Example Training data (input) with inferred data (output) in our example gives us the following results after 1000 interactions.

Using Model MultiLayer Back-Propagation apply in Music Classification.

The most important point in creating any neural network model is the creation of the DataSet and its normalization. The dataset data must be well defined and carefully selected to represent the problem to be solved. (THIS POINT IS ONE OF THE MOST IMPORTANT IN THE CREATION OF THE MODEL).

DATASET EXAMPLE – MUSIC.TXT

NORMALIZATION DATASET – MUSIC.TXT

A segment of the training results, applying the model.

Using «ImportModelMultiLayer» extension module to infer test data.

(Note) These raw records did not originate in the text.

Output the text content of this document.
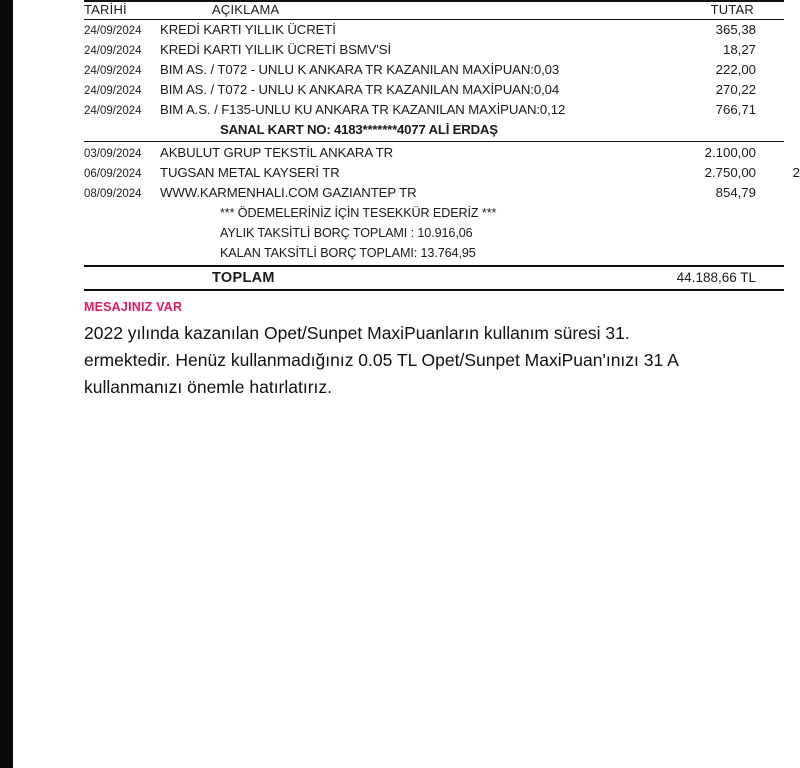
TARİHİ	AÇIKLAMA	TUTAR
24/09/2024	KREDİ KARTI YILLIK ÜCRETİ	365,38
24/09/2024	KREDİ KARTI YILLIK ÜCRETİ BSMV'Sİ	18,27
24/09/2024	BIM AS. / T072 - UNLU K ANKARA TR KAZANILAN MAXİPUAN:0,03	222,00
24/09/2024	BIM AS. / T072 - UNLU K ANKARA TR KAZANILAN MAXİPUAN:0,04	270,22
24/09/2024	BIM A.S. / F135-UNLU KU ANKARA TR KAZANILAN MAXİPUAN:0,12	766,71
SANAL KART NO: 4183*******4077 ALİ ERDAŞ
03/09/2024	AKBULUT GRUP TEKSTİL ANKARA TR	2.100,00
06/09/2024	TUGSAN METAL KAYSERİ TR	2.750,00	2
08/09/2024	WWW.KARMENHALI.COM GAZIANTEP TR	854,79
*** ÖDEMELERİNİZ İÇİN TESEKKÜR EDERİZ ***
AYLIK TAKSİTLİ BORÇ TOPLAMI : 10.916,06
KALAN TAKSİTLİ BORÇ TOPLAMI: 13.764,95
TOPLAM	44.188,66 TL
MESAJINIZ VAR
2022 yılında kazanılan Opet/Sunpet MaxiPuanların kullanım süresi 31.
ermektedir. Henüz kullanmadığınız 0.05 TL Opet/Sunpet MaxiPuan'ınızı 31 A
kullanmanızı önemle hatırlatırız.
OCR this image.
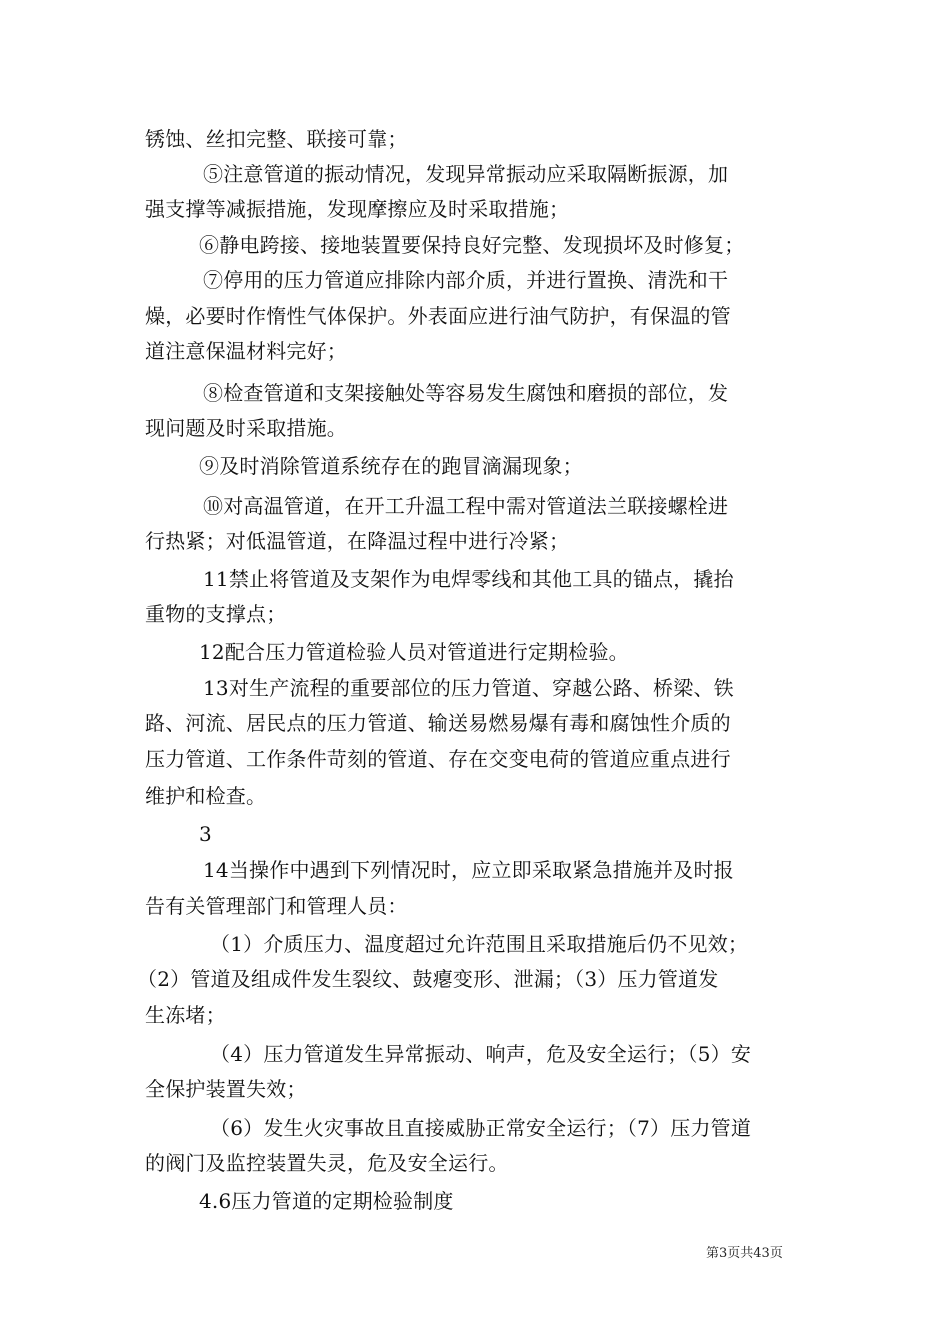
锈蚀、丝扣完整、联接可靠；
⑤注意管道的振动情况，发现异常振动应采取隔断振源，加
强支撑等减振措施，发现摩擦应及时采取措施；
⑥静电跨接、接地装置要保持良好完整、发现损坏及时修复；
⑦停用的压力管道应排除内部介质，并进行置换、清洗和干
燥，必要时作惰性气体保护。外表面应进行油气防护，有保温的管
道注意保温材料完好；
⑧检查管道和支架接触处等容易发生腐蚀和磨损的部位，发
现问题及时采取措施。
⑨及时消除管道系统存在的跑冒滴漏现象；
⑩对高温管道，在开工升温工程中需对管道法兰联接螺栓进
行热紧；对低温管道，在降温过程中进行冷紧；
11禁止将管道及支架作为电焊零线和其他工具的锚点，撬抬
重物的支撑点；
12配合压力管道检验人员对管道进行定期检验。
13对生产流程的重要部位的压力管道、穿越公路、桥梁、铁
路、河流、居民点的压力管道、输送易燃易爆有毒和腐蚀性介质的
压力管道、工作条件苛刻的管道、存在交变电荷的管道应重点进行
维护和检查。
3
14当操作中遇到下列情况时，应立即采取紧急措施并及时报
告有关管理部门和管理人员：
（1）介质压力、温度超过允许范围且采取措施后仍不见效；
（2）管道及组成件发生裂纹、鼓瘪变形、泄漏；（3）压力管道发
生冻堵；
（4）压力管道发生异常振动、响声，危及安全运行；（5）安
全保护装置失效；
（6）发生火灾事故且直接威胁正常安全运行；（7）压力管道
的阀门及监控装置失灵，危及安全运行。
4.6压力管道的定期检验制度
第3页共43页
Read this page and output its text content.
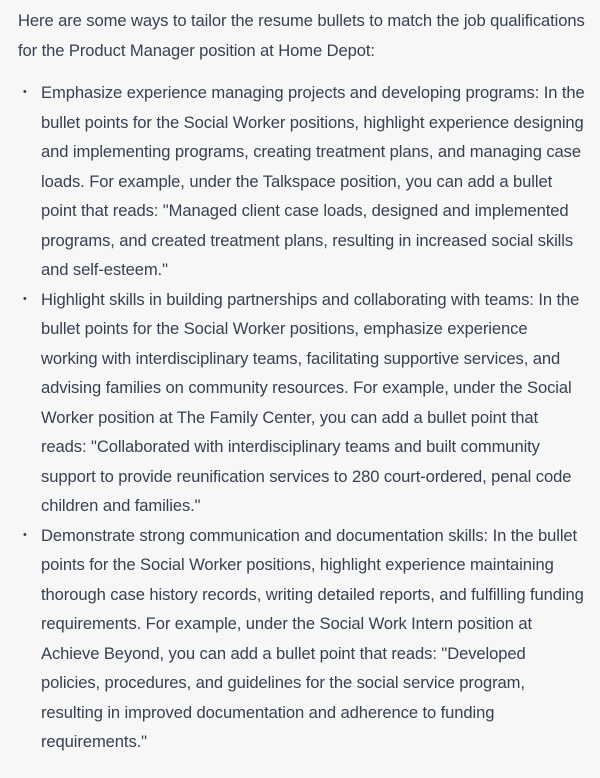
Here are some ways to tailor the resume bullets to match the job qualifications for the Product Manager position at Home Depot:

• Emphasize experience managing projects and developing programs: In the bullet points for the Social Worker positions, highlight experience designing and implementing programs, creating treatment plans, and managing case loads. For example, under the Talkspace position, you can add a bullet point that reads: "Managed client case loads, designed and implemented programs, and created treatment plans, resulting in increased social skills and self-esteem."
• Highlight skills in building partnerships and collaborating with teams: In the bullet points for the Social Worker positions, emphasize experience working with interdisciplinary teams, facilitating supportive services, and advising families on community resources. For example, under the Social Worker position at The Family Center, you can add a bullet point that reads: "Collaborated with interdisciplinary teams and built community support to provide reunification services to 280 court-ordered, penal code children and families."
• Demonstrate strong communication and documentation skills: In the bullet points for the Social Worker positions, highlight experience maintaining thorough case history records, writing detailed reports, and fulfilling funding requirements. For example, under the Social Work Intern position at Achieve Beyond, you can add a bullet point that reads: "Developed policies, procedures, and guidelines for the social service program, resulting in improved documentation and adherence to funding requirements."
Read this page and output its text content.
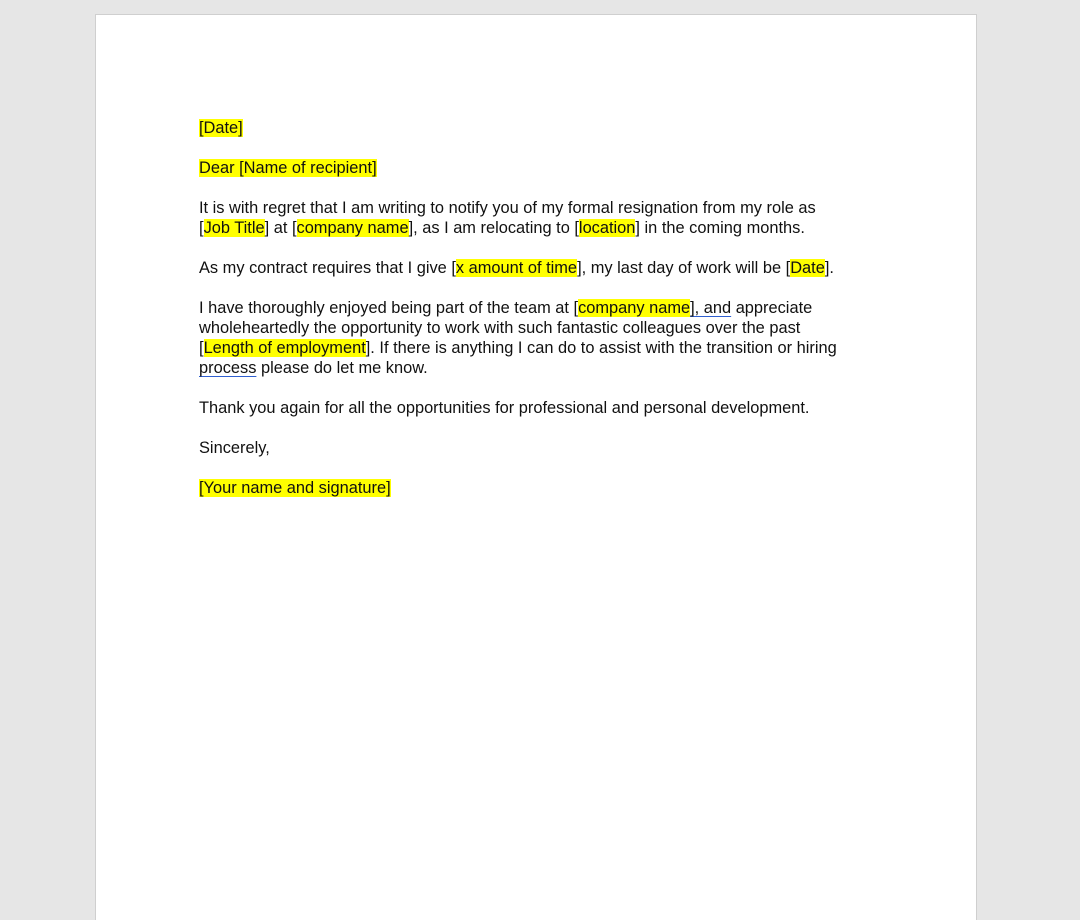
[Date]
Dear [Name of recipient]
It is with regret that I am writing to notify you of my formal resignation from my role as
[Job Title] at [company name], as I am relocating to [location] in the coming months.
As my contract requires that I give [x amount of time], my last day of work will be [Date].
I have thoroughly enjoyed being part of the team at [company name], and appreciate
wholeheartedly the opportunity to work with such fantastic colleagues over the past
[Length of employment]. If there is anything I can do to assist with the transition or hiring
process please do let me know.
Thank you again for all the opportunities for professional and personal development.
Sincerely,
[Your name and signature]
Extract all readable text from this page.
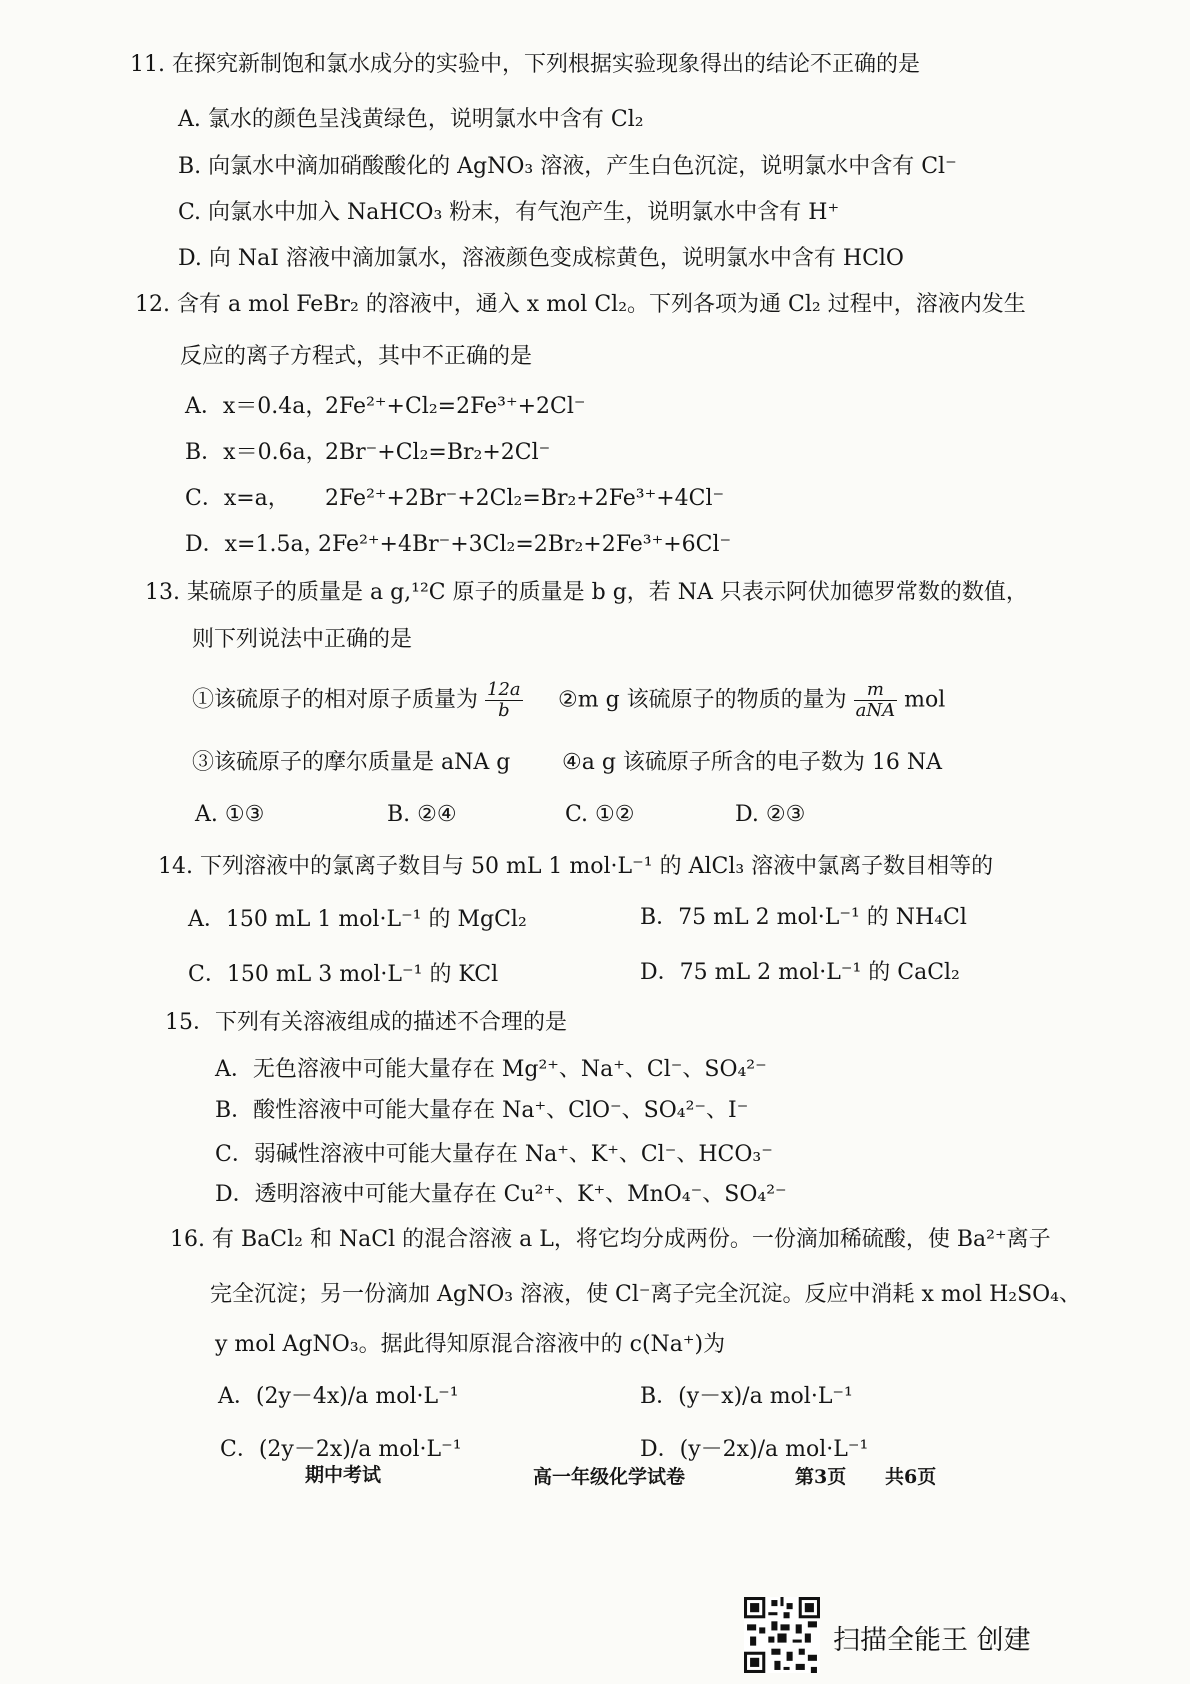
11. 在探究新制饱和氯水成分的实验中，下列根据实验现象得出的结论不正确的是
A. 氯水的颜色呈浅黄绿色，说明氯水中含有 Cl₂
B. 向氯水中滴加硝酸酸化的 AgNO₃ 溶液，产生白色沉淀，说明氯水中含有 Cl⁻
C. 向氯水中加入 NaHCO₃ 粉末，有气泡产生，说明氯水中含有 H⁺
D. 向 NaI 溶液中滴加氯水，溶液颜色变成棕黄色，说明氯水中含有 HClO
12. 含有 a mol FeBr₂ 的溶液中，通入 x mol Cl₂。下列各项为通 Cl₂ 过程中，溶液内发生
反应的离子方程式，其中不正确的是
A．x＝0.4a，
2Fe²⁺+Cl₂=2Fe³⁺+2Cl⁻
B．x＝0.6a，
2Br⁻+Cl₂=Br₂+2Cl⁻
C．x=a， 2Fe²⁺+2Br⁻+2Cl₂=Br₂+2Fe³⁺+4Cl⁻
D．x=1.5a，
2Fe²⁺+4Br⁻+3Cl₂=2Br₂+2Fe³⁺+6Cl⁻
13. 某硫原子的质量是 a g,¹²C 原子的质量是 b g，若 NA 只表示阿伏加德罗常数的数值，
则下列说法中正确的是
①该硫原子的相对原子质量为 $\frac{12a}{b}$ ②m g 该硫原子的物质的量为 $\frac{m}{\text{aNA}}$ mol
③该硫原子的摩尔质量是 aNA g ④a g 该硫原子所含的电子数为 16 NA
A. ①③	B. ②④	C. ①②	D. ②③
14. 下列溶液中的氯离子数目与 50 mL 1 mol·L⁻¹ 的 AlCl₃ 溶液中氯离子数目相等的
A．150 mL 1 mol·L⁻¹ 的 MgCl₂	B．75 mL 2 mol·L⁻¹ 的 NH₄Cl
C．150 mL 3 mol·L⁻¹ 的 KCl	D．75 mL 2 mol·L⁻¹ 的 CaCl₂
15．下列有关溶液组成的描述不合理的是
A．无色溶液中可能大量存在 Mg²⁺、Na⁺、Cl⁻、SO₄²⁻
B．酸性溶液中可能大量存在 Na⁺、ClO⁻、SO₄²⁻、I⁻
C．弱碱性溶液中可能大量存在 Na⁺、K⁺、Cl⁻、HCO₃⁻
D．透明溶液中可能大量存在 Cu²⁺、K⁺、MnO₄⁻、SO₄²⁻
16. 有 BaCl₂ 和 NaCl 的混合溶液 a L，将它均分成两份。一份滴加稀硫酸，使 Ba²⁺离子
完全沉淀；另一份滴加 AgNO₃ 溶液，使 Cl⁻离子完全沉淀。反应中消耗 x mol H₂SO₄、
y mol AgNO₃。据此得知原混合溶液中的 c(Na⁺)为
A．(2y－4x)/a mol·L⁻¹	B．(y－x)/a mol·L⁻¹
C．(2y－2x)/a mol·L⁻¹	D．(y－2x)/a mol·L⁻¹
期中考试	高一年级化学试卷	第3页 共6页
扫描全能王 创建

As we can see, the inferred data gives us correct data to be able to apply our model in practical cases.

Conclusions.

All models have been made on older devices (smartphones) with little processing power to ensure that current devices perform adequately in performance, for example this music rating example was a ZTE Blade L130 (2019) model. This model is very basic with 512 MB memory, 8GB storage, SPRD 4-core 1.3GHz CPU. The training was carried out on the same device and took approximately 29 seconds.

The above guarantees that any current or recent model’s performance will be optimal in final training and/or test execution.